Summer is the best time of year to spend long days outdoors, take advantage of the warm weather and soak up the summer sun. However, while these things can be some of the most enjoyable aspects of summer, they can also be the most dangerous.
The sun’s rays are stronger in the summer than at any other time of year which can lead to a dangerous amount of sun exposure. While too much sun can lead to freckles, wrinkles, age spots and dry skin, UV radiation from the sun is also the leading cause of skin cancer.
Skin cancer is the most common form of cancer in the United States with more than 3.5 million cases of skin cancer diagnosed annually. One of the most serious types of skin cancer, Melanoma, is responsible for more than 73% of skin cancer deaths with over 1 million new cases being diagnosed in the United States annually.
The best way to protect against sun exposure and skin cancer is through wearing proper sunscreen. However, with all of varieties, types, brands, and SPFs, it can be confusing trying to find the best sunscreen for your body.
Choosing The Right SPF
The most important thing to consider when choosing a sunscreen is the sun protection factor. Sun protection factor, or SPF, measures the length of time that a product blocks out the sun’s harmful rays. For instance, if you normally start to get sun burned after 10 minutes in the sun, a sunscreen with SPF 15 should allow you to stay out of the sun 15 times longer (150 minutes) before burning.
However, this can vary depending on how much sunscreen you put on and the amount of time since you last applied it. Sunscreen should be reapplied every two hours and immediately after going in the water. You need at least a tablespoon’s worth of sunscreen to cover your face and ears, and a shot glass-sized amount to cover each exposed area of your body (legs, shoulders, stomach, etc.)
You should also be aware that a higher SPF doesn’t always mean a longer amount of time you can stay in the sun. A higher SPF simply means that it absorbs more UV rays. For example, an SPF of 2 will absorb 50% of UV rays, SPF 15 absorbs 93%, SPF 34 absorbs 97%, etc.
Includes UVA and UVB Protection
Your sunscreen should also provide broad-spectrum protection. Typical sunscreen only protects against UVB (burning) rays while sunscreen with broad-spectrum protection also helps protect your skin from UVA (aging) rays.
This is very important because UVA rays have been directly linked to melanoma skin cancers along with wrinkles and other serious signs of sun damage. Be sure to look for ingredients in your sunscreen such as zinc oxide, titanium dioxide, or Mexoryl which all protect against UVA rays.
Waterproof vs. Water Resistant
It’s also very important to understand the difference between waterproof and water resistant when choosing your sunscreen. The FDA considers a product “water resistant” if it maintains its SPF level after 40 minutes in the water.
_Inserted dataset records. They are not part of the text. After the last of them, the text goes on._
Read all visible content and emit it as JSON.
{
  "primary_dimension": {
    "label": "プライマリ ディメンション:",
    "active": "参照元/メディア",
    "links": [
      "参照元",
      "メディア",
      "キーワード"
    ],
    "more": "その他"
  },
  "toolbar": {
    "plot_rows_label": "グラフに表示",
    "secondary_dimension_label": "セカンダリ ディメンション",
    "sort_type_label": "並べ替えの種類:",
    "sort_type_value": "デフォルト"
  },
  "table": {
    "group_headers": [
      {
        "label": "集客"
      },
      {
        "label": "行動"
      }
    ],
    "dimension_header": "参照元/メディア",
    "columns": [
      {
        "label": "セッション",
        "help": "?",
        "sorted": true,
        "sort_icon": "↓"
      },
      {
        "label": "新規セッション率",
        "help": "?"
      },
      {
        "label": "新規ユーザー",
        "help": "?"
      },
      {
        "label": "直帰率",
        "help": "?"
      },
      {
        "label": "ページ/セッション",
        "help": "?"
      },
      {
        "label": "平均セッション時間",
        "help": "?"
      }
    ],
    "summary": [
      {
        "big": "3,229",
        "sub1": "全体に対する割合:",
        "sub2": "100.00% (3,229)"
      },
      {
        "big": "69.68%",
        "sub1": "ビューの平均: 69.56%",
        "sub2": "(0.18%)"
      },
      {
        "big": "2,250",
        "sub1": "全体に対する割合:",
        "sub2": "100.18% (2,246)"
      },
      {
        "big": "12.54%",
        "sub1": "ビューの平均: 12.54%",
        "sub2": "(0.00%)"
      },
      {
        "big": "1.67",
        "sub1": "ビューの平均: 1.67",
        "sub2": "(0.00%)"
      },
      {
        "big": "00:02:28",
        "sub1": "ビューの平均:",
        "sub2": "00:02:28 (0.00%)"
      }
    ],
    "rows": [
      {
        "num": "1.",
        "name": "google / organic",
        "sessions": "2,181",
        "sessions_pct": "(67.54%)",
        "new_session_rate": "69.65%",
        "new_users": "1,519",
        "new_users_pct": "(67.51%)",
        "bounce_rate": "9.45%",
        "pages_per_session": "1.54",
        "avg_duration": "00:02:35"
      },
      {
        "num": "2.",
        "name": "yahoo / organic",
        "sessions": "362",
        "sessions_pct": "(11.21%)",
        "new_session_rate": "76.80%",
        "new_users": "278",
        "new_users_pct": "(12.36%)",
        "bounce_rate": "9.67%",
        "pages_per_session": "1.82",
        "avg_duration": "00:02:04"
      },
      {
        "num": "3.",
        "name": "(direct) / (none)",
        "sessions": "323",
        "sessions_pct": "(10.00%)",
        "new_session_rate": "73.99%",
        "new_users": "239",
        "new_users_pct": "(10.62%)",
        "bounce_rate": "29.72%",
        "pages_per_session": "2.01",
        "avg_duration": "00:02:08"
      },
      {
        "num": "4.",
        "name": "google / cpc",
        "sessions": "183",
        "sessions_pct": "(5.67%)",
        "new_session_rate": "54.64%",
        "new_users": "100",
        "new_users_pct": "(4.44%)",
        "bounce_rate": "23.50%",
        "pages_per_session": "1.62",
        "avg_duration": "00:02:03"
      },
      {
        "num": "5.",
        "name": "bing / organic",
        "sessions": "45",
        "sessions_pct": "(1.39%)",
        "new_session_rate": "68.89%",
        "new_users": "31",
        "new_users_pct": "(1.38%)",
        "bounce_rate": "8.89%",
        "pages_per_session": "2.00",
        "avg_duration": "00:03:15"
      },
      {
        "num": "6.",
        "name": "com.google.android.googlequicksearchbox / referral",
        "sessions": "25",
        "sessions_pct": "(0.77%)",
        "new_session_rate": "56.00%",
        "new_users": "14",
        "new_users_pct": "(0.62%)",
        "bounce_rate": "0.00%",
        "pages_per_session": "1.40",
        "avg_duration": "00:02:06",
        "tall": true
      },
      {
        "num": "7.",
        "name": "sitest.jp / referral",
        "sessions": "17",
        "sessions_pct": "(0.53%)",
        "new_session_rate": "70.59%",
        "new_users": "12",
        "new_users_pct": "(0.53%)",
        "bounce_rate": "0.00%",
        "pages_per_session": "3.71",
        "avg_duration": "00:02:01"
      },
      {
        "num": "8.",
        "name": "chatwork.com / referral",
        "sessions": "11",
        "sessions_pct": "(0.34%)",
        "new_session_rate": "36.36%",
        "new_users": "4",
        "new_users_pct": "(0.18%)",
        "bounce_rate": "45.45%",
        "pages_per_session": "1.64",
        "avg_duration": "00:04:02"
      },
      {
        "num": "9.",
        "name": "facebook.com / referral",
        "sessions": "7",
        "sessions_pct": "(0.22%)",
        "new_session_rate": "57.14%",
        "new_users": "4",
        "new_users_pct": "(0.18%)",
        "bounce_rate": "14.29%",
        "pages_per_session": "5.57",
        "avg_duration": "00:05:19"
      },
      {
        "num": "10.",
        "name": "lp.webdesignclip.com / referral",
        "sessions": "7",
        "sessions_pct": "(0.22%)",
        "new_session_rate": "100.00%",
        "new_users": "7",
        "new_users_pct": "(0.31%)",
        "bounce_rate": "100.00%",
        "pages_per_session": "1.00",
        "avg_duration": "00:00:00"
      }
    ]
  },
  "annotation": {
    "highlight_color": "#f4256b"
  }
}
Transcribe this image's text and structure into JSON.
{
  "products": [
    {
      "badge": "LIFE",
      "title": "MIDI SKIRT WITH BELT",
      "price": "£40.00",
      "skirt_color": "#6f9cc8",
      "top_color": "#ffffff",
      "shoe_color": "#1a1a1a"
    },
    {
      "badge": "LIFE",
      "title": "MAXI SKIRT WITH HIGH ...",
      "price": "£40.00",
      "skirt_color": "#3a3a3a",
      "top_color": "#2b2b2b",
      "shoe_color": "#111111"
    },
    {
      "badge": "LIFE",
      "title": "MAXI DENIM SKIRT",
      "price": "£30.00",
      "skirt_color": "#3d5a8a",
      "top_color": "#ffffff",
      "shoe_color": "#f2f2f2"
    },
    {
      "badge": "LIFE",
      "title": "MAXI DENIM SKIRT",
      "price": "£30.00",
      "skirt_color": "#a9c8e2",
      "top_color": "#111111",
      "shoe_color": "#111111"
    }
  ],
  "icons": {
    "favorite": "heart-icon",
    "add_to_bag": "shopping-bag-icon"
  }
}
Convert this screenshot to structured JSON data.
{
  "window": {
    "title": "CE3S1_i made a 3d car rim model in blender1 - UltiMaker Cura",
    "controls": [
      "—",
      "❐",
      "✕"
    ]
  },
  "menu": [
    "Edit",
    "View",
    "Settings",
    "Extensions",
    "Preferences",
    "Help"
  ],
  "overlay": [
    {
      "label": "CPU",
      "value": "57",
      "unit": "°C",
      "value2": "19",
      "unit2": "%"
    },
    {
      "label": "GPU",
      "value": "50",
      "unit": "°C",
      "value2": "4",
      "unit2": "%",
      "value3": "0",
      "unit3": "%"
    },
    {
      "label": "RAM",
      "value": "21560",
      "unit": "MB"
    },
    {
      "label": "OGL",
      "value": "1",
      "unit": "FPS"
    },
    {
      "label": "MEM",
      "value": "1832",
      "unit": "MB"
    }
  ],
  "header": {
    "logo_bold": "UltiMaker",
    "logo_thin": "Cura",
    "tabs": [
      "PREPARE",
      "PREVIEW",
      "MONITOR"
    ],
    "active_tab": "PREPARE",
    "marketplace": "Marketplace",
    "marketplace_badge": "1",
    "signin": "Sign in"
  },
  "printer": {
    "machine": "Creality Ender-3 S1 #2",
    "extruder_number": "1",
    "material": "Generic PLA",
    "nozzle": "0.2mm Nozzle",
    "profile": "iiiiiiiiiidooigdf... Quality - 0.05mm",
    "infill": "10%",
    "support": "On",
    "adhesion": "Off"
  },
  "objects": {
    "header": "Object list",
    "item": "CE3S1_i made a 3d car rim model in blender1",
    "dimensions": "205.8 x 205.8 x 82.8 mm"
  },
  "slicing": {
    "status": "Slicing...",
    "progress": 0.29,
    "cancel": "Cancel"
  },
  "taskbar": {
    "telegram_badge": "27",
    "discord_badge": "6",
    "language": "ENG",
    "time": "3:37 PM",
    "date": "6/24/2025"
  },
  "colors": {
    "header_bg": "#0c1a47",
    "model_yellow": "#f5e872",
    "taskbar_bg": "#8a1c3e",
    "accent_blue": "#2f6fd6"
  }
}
However, a product is considered “waterproof” if its SPF level is maintained following 80 minutes of water exposure.
If you are frequently involved in water sports and activities throughout the summer such as swimming, boating or water skiing, it may be more beneficial to choose a waterproof sunscreen rather than one that is water resistant.
Whether or not you are heading outdoors for the day or for just 20 minutes, applying the proper type of sunscreen is essential to protecting your skin against the sun’s harmful UV rays. After all, it is much easier to take steps to prevent skin damage early on that it is to reverse it later down the road.